02
Apr
The joint report by the African Union (AU) and the United Nations Economic Commission for Africa (UNECA) on illicit financial flows from Africa has been described as inadequate to stem corruption and the tide of illicit flows out of the continent.
The assertion was made by a legal practitioner and human rights expert, Dr. Kola Olaniyan, in a position paper he released recently. Olaniyan, who is based in London, UK, is the author of ‘Corruption and Human Rights Law in Africa’.
Olaniyan, in his paper, said the “panel’s scanty treatment of fundamental questions about the nature of IFFs, especially grand corruption, and the impunity of high-ranking government officials that continues to provide the incentives for IFFs to flourish, is a wasted opportunity to rethink how Africa deals with the impunity dimension of IFFs”.
He admitted that “the report has made good headlines. Some have described the report as “a turning-point”; others said its recommendations are “game changing,” and capable of addressing the problem both within Africa and globally.
“The report, produced by the High Level Panel on Illicit Financial Flows from Africa presided over by former South African president Thabo Mbeki was earlier overwhelmingly endorsed by the AU at its recent 24th Ordinary Session in Addis Ababa.
“Mbeki deserves credit for obtaining continent-wide endorsement for the report, and the panel’s recommendation that efforts to combat illicit financial flows be included in the post-2015 Development Agenda is timely, given the expected expiration of the Millennium Development Goals (MDGs) and the steps by the international community to adopt a fresh set of goals (Sustainable Development Goals), expected to be fulfilled over the next 15 years.
“The report also contains some useful recommendations on the importance of preventive measures and institutional and capacity building in combating illicit financial flows.
“But the panel’s narrowed notion of what constitute ‘illicit financial flows’ (IFFs) combined with a disproportionate focus on the responsibility of big corporations and ‘organised criminals,’ while seemingly minimising the primary responsibility of African governments and leaders, suggests that much more is still required to effectively combat IFFs in Africa”, Olaniyan pointed out.
“The panel’s calculation suggests that just around $2.5 billion of the $50 billion of IFFs account for corrupt funds. In contrast, commercial activities account for 65 per cent while other criminal activities take 30 per cent. But the panel’s figure contradicts even the $18 billion that the AU once told us is stolen each year from Africa. The panel should have probed further the responses to its questionnaires that suggest that “corruption is the greatest source of IFFs from the continent”, Olaniyan added.
To him, “the panel’s recommendation that the mandate of the AU advisory board on corruption (established pursuant to article 22 of the AU Convention on Preventing and Combating Corruption) be expanded to cover IFFs ignores the many problems currently besetting the board.
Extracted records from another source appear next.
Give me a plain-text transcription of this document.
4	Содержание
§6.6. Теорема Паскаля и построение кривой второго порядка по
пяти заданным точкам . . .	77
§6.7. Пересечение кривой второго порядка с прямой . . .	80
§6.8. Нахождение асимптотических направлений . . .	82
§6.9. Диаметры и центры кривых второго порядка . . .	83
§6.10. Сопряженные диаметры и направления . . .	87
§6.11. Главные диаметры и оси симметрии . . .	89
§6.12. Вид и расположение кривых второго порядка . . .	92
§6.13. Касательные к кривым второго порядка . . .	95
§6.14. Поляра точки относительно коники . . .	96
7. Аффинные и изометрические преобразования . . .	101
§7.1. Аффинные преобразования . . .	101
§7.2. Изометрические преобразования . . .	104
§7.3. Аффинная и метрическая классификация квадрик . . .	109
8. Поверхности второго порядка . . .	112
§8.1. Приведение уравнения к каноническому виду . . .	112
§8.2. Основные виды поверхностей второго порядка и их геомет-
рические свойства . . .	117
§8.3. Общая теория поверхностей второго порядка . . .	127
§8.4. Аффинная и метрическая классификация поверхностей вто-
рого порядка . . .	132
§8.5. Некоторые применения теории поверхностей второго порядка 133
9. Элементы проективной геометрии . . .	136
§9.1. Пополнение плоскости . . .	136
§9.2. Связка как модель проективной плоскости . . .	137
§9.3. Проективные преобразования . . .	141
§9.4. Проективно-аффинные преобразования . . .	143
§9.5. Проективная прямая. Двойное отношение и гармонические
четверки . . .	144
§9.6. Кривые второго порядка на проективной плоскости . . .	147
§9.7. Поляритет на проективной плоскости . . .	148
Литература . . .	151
“Yet, any potential role for the board with respect to IFFs must first resolve some critical issues such as allegations of mismanagement among its leadership, and the fact that its advice is routinely rejected by states. The board also doesn’t have a structure of its own, but is housed within a small department in the Secretariat of the AU Commission in Addis Ababa.
“To be sure, grand corruption poses a serious threat not only to African citizens and their communities, through for example, lives blighted by poverty, inequality and societies living in fear, but also a regional and global threat which can undermine the democratic and economic basis of societies, and thereby leading to a loss of confidence in the rule of law.
“The sad reality is that African governments and leaders generally lack the requisite political will to tackle grand corruption. High-ranking corrupt officials also seem to be getting more cunning but anticorruption agencies, the police and security services are not independent or working hard enough to catch them.
“It’s going to be very difficult to get the report’s recommendations implemented as long as African governments and leaders continue to dock their primary responsibility, and corrupt leaders are not hit where it most hurts—in their huge stolen public funds that they and their families and friends are sloshing around the world’s onshore and offshore financial centres that depend heavily on de jure or de facto bank secrecy”, he added.
Olaniyan said, “If Africa is to truly exercise its sovereignty – both political and economic – it must make getting rid of grand corruption its utmost priority. Sovereignty implies “conducting an independent foreign and internal policy, building of schools, construction of roads, in brief, all types of activity directed towards the welfare of people.” Sovereignty cannot be conceived as a licence for African leaders to commit acts of corruption that imperil human dignity, and then to somehow attempt to shield themselves from responsibility.
“By taking grand corruption seriously, African governments and leaders will be reducing the incentives that allow other illicit financial flows to flourish. But if corruption is to be satisfactorily addressed across Africa, it will take a determined push from the ‘woman and man on the street’ and not an elite that becomes ever wealthier as it becomes ever less accountable”, he added.